Ethan Decker is an agent with the CIA.
Was an agent. That is a very important distinction one. Was. As in, I quit, I'm out of here, don't contact me - ever.
His reason was a very good, and very sad one (no spoiler here) but when we meet him he has been away from the action for some time living largely off the grid in the desert in the western part of the U.S.
Before he quit, he had been one of the very best that the CIA's Strategic Counter-Terrorism Center had going for it. He had been a member of the prestigious Delta Force before Avery Cox of the Agency found and recruited him. Though Cox was a particularly loathsome man, he appealed perfected to Decker's inate need and love of service to others.
Though Decker had had the need to take lives in his career, especially with Delta, at the SCTC he and the small group working for and with him had a different specialty than elimination. They "retrieved" people. It seemed it did not matter much where a person disappeared to or how well they surrounded themselves with protection, Decker and company would find a way to pull off the impossible and come home with 'package'.

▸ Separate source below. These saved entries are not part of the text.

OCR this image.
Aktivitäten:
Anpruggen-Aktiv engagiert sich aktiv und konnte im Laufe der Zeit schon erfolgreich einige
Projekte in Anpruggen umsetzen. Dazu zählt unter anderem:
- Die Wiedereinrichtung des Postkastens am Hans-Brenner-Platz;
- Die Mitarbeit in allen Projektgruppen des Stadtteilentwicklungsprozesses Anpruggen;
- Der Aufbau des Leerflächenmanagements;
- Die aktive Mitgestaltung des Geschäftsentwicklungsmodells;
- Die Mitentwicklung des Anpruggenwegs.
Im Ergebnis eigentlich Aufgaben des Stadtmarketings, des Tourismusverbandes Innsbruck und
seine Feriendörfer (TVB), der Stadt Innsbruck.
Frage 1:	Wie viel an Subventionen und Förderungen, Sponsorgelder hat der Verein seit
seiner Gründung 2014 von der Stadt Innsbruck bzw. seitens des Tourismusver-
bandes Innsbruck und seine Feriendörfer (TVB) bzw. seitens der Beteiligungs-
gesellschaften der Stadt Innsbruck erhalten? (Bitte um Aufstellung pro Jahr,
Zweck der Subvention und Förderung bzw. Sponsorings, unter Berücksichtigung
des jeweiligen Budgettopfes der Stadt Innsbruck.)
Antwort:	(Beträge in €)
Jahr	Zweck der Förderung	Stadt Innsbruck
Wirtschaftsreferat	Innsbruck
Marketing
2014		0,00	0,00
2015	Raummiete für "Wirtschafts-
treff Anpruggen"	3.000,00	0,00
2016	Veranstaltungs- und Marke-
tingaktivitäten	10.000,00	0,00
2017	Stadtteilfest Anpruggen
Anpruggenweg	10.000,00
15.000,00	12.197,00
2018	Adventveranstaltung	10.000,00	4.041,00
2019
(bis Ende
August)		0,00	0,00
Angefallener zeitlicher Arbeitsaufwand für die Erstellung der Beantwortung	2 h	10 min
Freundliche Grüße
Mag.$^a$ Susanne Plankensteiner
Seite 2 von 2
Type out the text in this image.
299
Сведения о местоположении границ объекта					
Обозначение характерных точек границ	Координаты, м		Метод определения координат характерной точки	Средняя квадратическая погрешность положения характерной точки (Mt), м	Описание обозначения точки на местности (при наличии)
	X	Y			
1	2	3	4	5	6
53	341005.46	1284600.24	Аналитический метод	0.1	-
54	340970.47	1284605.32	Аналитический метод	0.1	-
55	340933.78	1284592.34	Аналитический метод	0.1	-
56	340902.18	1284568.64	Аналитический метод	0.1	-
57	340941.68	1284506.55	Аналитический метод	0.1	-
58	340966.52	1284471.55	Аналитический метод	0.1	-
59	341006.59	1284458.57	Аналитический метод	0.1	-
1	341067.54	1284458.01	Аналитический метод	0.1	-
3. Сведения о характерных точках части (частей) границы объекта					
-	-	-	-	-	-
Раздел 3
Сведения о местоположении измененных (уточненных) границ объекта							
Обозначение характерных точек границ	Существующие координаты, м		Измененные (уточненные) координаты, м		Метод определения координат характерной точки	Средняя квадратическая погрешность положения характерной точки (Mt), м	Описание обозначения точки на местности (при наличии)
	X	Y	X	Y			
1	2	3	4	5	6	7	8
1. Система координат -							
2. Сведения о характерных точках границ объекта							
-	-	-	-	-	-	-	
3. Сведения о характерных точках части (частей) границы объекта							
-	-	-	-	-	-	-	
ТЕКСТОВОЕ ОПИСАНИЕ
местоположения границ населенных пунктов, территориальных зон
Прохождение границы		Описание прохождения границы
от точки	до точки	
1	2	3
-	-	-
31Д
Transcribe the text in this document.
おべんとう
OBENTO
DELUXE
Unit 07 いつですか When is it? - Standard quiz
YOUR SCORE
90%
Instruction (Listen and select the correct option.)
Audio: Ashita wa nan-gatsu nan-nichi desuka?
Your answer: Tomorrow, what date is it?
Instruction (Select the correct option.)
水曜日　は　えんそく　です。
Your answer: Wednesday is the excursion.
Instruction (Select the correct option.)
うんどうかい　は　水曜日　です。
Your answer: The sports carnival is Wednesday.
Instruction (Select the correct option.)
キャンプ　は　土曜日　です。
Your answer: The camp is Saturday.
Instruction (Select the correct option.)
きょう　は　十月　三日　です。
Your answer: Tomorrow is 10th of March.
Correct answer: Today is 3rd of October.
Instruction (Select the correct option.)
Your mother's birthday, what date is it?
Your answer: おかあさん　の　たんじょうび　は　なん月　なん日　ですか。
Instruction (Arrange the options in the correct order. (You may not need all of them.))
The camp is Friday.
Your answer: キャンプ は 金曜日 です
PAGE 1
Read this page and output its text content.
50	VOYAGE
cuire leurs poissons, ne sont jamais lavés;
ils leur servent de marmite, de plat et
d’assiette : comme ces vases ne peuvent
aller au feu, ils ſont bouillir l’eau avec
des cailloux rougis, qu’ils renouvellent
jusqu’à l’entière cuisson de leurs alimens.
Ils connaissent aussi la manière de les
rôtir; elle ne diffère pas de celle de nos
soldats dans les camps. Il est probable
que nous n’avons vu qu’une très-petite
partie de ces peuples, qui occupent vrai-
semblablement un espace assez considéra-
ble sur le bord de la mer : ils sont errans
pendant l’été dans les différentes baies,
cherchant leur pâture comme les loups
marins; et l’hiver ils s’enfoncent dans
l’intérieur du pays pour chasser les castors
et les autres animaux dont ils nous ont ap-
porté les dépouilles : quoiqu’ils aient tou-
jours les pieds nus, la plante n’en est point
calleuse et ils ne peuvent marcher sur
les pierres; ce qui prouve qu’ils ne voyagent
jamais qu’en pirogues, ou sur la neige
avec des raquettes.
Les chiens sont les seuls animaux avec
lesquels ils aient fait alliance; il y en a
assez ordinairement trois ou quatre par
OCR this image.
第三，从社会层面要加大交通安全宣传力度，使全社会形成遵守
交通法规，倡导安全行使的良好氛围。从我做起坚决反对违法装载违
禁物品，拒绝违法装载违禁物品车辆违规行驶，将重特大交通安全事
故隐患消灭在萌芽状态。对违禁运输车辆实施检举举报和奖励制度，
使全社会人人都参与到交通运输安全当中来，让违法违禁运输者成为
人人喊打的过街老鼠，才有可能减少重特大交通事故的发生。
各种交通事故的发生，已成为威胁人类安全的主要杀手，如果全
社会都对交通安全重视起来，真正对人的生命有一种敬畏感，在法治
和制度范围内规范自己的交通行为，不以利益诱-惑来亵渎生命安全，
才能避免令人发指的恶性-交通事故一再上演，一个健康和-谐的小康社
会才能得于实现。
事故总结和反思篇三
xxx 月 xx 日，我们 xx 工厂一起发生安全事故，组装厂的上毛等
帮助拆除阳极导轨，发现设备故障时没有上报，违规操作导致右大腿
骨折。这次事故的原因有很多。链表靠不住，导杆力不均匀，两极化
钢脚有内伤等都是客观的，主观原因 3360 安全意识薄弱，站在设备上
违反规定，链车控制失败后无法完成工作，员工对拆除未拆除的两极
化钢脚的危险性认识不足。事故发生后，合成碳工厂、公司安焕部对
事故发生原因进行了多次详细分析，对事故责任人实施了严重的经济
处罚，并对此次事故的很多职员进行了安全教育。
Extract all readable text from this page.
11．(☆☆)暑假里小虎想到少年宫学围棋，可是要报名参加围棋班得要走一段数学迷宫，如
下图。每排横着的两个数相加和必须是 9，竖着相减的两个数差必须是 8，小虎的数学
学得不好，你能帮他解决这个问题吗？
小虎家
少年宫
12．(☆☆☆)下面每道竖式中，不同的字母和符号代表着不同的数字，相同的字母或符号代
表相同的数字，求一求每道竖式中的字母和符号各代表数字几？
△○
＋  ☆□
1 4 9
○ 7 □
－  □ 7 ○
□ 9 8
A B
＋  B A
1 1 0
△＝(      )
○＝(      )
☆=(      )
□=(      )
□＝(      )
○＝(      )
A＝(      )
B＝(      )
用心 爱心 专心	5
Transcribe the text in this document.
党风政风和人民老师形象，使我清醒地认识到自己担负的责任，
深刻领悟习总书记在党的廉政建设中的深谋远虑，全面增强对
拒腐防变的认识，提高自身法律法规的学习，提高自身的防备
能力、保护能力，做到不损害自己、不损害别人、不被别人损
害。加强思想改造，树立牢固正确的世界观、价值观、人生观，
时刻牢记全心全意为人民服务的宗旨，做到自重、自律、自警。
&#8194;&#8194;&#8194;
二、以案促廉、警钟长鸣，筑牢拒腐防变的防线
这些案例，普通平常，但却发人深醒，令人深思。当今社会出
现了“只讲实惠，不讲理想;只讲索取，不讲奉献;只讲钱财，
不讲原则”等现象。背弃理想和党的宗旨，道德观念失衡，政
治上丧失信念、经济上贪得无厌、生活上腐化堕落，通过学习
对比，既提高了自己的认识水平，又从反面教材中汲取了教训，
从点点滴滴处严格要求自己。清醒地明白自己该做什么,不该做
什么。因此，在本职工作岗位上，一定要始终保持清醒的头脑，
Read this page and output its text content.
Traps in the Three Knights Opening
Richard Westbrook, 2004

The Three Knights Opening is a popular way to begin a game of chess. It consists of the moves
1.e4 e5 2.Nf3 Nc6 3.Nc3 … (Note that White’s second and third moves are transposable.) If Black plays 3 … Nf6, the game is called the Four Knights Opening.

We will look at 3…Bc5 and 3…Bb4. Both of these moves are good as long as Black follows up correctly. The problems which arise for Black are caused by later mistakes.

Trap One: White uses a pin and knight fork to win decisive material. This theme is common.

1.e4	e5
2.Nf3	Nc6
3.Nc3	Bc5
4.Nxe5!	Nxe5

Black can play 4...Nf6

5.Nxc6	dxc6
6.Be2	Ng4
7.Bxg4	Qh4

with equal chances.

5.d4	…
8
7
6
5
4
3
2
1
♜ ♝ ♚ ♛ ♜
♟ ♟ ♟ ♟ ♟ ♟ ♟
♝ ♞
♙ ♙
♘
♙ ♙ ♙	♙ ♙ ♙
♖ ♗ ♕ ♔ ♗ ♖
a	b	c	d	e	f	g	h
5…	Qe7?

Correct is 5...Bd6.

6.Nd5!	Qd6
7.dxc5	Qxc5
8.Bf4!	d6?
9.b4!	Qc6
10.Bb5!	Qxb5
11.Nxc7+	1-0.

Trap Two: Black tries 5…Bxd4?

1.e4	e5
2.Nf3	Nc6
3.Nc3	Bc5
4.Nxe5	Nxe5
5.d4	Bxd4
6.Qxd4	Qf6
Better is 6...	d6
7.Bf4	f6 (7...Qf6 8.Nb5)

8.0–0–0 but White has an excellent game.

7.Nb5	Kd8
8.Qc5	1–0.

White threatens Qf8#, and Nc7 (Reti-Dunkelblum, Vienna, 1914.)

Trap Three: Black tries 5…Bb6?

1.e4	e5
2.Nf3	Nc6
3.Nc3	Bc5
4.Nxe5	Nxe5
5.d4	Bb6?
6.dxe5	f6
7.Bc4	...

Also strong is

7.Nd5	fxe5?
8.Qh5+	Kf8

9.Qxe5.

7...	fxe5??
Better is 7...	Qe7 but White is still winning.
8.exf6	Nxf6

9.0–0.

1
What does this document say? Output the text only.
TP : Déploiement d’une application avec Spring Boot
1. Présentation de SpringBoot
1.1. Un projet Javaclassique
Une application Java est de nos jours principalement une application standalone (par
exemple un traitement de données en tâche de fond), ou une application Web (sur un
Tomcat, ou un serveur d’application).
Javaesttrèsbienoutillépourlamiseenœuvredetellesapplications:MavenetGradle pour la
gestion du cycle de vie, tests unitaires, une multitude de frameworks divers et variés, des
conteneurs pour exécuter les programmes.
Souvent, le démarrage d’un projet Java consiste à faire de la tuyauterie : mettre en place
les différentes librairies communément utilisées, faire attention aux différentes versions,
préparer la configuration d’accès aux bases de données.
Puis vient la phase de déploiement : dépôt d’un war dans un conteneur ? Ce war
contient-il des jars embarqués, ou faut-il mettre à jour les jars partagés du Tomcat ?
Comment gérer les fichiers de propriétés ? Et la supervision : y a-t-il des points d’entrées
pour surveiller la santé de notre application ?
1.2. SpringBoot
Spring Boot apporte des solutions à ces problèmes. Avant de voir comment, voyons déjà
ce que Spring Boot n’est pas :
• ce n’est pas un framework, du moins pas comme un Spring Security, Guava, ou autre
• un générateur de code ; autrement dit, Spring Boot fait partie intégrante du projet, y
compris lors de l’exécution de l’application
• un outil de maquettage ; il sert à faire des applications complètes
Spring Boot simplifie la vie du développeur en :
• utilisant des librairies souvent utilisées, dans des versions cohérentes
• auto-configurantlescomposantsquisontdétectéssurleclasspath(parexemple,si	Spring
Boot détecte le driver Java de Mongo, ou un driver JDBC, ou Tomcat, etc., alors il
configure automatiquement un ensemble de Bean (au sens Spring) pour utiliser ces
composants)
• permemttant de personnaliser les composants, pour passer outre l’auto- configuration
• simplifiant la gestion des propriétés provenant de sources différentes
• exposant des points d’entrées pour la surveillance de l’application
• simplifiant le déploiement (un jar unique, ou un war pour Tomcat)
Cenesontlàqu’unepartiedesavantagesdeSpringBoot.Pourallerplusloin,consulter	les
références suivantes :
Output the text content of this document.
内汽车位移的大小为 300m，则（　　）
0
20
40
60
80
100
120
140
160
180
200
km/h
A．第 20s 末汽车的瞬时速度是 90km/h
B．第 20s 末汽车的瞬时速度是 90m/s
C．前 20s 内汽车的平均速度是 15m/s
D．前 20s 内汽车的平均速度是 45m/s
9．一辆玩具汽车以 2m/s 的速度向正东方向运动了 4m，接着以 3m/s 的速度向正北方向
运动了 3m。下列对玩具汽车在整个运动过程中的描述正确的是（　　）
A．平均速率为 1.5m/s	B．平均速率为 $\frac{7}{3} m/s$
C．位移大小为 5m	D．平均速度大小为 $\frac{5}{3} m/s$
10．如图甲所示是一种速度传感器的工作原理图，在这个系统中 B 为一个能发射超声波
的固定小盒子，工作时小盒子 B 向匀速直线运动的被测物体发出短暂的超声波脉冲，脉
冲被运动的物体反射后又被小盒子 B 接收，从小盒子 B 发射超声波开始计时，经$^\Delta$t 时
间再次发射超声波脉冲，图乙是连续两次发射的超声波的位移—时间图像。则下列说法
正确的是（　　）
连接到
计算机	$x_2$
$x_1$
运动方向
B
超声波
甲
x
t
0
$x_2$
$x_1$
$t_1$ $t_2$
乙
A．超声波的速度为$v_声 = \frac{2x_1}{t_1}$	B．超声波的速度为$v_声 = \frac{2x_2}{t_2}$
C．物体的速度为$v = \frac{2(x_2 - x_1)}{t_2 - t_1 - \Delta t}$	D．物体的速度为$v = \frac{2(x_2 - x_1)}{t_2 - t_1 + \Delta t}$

But when the tragedy happened and Decker departed, he left behind a very upset Cox. Cox took the attitude that he could have forgiven his prize agent the failure of the last mission. He could not forgive the leaving. "No one walked away from Avery Cox. Not even Ethan Decker".
The Agency, the SCTC, and Cox were not all he left behind. He also walked abruptly away from his wife, Sydney, a pediatrician who then moved into childhood leukemia research. His reasoning for the abandonment was something he did not explain and so there was yet another person not exactly pleased with Decker when we join the story.
But both Cox and Sydney will have their chance to speak their minds.